NOTE 10—INCOME TAXES

The Company recorded income tax expense of $5.2 million and $6.2 million in the three months ended November 3, 2018 and October 28, 2017, respectively. The Company recorded income tax expense of $16.7 million and $9.9 million in the nine months ended November 3, 2018 and October 28, 2017. The effective tax rate was 18.9% and 32.1% for the three months ended November 3, 2018 and October 28, 2017, respectively. The effective tax rate was 12.7% and 83.7% for the nine months ended November 3, 2018 and October 28, 2017, respectively. The effective tax rates for the three and nine months ended November 3, 2018 were significantly impacted by discrete tax benefits related to net excess tax windfalls from stock-based compensation resulting from increased option exercise activity and appreciation of the stock price, the reduction in the U.S. corporate income tax rate from 35% to 21% effective January 1, 2018 due to the passage of the Tax Cuts and Jobs Act (the “Tax Act”), and discrete tax impact related to a favorable legal settlement. The effective tax rates for the three and nine months ended October 28, 2017 were impacted by net excess tax benefits from stock-based compensation, and the effective tax rate for the nine months ended October 28, 2017 was also significantly impacted by non-deductible stock-based compensation.

On December 22, 2017, the Tax Act was enacted in the United States.

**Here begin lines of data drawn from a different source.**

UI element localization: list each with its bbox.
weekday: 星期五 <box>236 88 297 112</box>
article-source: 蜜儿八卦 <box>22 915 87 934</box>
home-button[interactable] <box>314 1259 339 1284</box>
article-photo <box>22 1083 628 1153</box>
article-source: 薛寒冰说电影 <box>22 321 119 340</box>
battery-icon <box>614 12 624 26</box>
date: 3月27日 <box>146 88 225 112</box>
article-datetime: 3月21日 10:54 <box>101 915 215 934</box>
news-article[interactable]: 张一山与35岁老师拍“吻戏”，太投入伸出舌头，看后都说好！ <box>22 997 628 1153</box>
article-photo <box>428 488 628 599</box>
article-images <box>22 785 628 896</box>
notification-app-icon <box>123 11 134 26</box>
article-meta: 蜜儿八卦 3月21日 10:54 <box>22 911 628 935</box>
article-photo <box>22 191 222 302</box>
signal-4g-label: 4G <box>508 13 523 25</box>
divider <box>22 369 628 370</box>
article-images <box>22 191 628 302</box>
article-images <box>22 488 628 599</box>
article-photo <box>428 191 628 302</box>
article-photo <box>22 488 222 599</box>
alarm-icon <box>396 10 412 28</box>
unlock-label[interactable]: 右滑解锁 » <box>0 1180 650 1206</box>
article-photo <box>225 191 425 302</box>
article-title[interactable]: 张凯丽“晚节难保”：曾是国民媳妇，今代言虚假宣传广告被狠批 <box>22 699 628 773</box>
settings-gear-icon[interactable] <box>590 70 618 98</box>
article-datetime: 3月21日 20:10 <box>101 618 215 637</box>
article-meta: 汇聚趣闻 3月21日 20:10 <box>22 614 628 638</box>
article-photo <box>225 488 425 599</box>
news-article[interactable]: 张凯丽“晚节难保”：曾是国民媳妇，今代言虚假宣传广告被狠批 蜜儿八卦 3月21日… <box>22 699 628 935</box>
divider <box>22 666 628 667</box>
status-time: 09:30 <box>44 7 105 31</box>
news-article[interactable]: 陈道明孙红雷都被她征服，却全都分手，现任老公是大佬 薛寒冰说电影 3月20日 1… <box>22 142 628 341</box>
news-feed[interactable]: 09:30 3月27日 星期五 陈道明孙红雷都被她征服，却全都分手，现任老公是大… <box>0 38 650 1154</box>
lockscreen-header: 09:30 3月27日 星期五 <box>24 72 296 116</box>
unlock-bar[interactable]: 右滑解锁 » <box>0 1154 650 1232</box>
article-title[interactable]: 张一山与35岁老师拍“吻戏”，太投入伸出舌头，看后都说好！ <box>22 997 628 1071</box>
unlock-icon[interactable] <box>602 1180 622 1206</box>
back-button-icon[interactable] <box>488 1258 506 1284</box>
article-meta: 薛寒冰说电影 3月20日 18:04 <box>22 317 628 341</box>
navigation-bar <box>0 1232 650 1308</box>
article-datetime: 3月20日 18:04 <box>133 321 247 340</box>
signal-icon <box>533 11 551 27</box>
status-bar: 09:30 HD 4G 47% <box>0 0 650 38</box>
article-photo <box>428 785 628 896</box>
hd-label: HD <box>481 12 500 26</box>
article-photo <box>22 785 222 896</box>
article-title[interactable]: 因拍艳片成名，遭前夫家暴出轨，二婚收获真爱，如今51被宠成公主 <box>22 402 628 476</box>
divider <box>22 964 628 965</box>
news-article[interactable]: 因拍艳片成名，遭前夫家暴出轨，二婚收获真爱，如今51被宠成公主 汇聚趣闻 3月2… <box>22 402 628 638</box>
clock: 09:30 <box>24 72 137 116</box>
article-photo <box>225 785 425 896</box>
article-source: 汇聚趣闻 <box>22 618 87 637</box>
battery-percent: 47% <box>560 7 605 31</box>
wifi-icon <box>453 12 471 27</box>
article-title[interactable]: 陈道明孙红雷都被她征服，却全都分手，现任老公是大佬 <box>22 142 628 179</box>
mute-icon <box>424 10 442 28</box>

The Company recognized the income tax effects of the Tax Act in its fiscal 2017 financial statements in accordance with Staff Accounting Bulletin 118, which provides SEC staff guidance for the application of ASC Topic 740, Income Taxes, in the reporting period in which the Tax Act was signed into law. As noted in its fiscal 2017 consolidated financial statements, the Company was able to reasonably estimate certain effects and, therefore, recorded provisional amounts associated with the one-time transition tax on indefinitely reinvested foreign earnings and the adjustment to our deferred tax assets and liabilities for the reduction in the corporate income tax rate.

The Company has not made any additional measurement period adjustments related to these items during the three and nine months ended November 3, 2018. As the Company continues its analysis of the Tax Act and interprets any additional guidance, it may make adjustments to the provisional amounts that have been recorded that may materially impact the Company's provision for income taxes.

As of November 3, 2018, the Company had $8.3 million of unrecognized tax benefits, of which $7.2 million would reduce income tax expense and the effective tax rate, if recognized. As of February 3, 2018, the Company had $8.2 million of unrecognized tax benefits, of which $6.5 million would reduce income tax expense and the effective tax rate, if recognized. The remaining unrecognized tax benefits would offset other deferred tax assets, if recognized. As of November 3, 2018, the Company had $0.4 million of exposures related to unrecognized tax benefits that are expected to decrease in the next 12 months.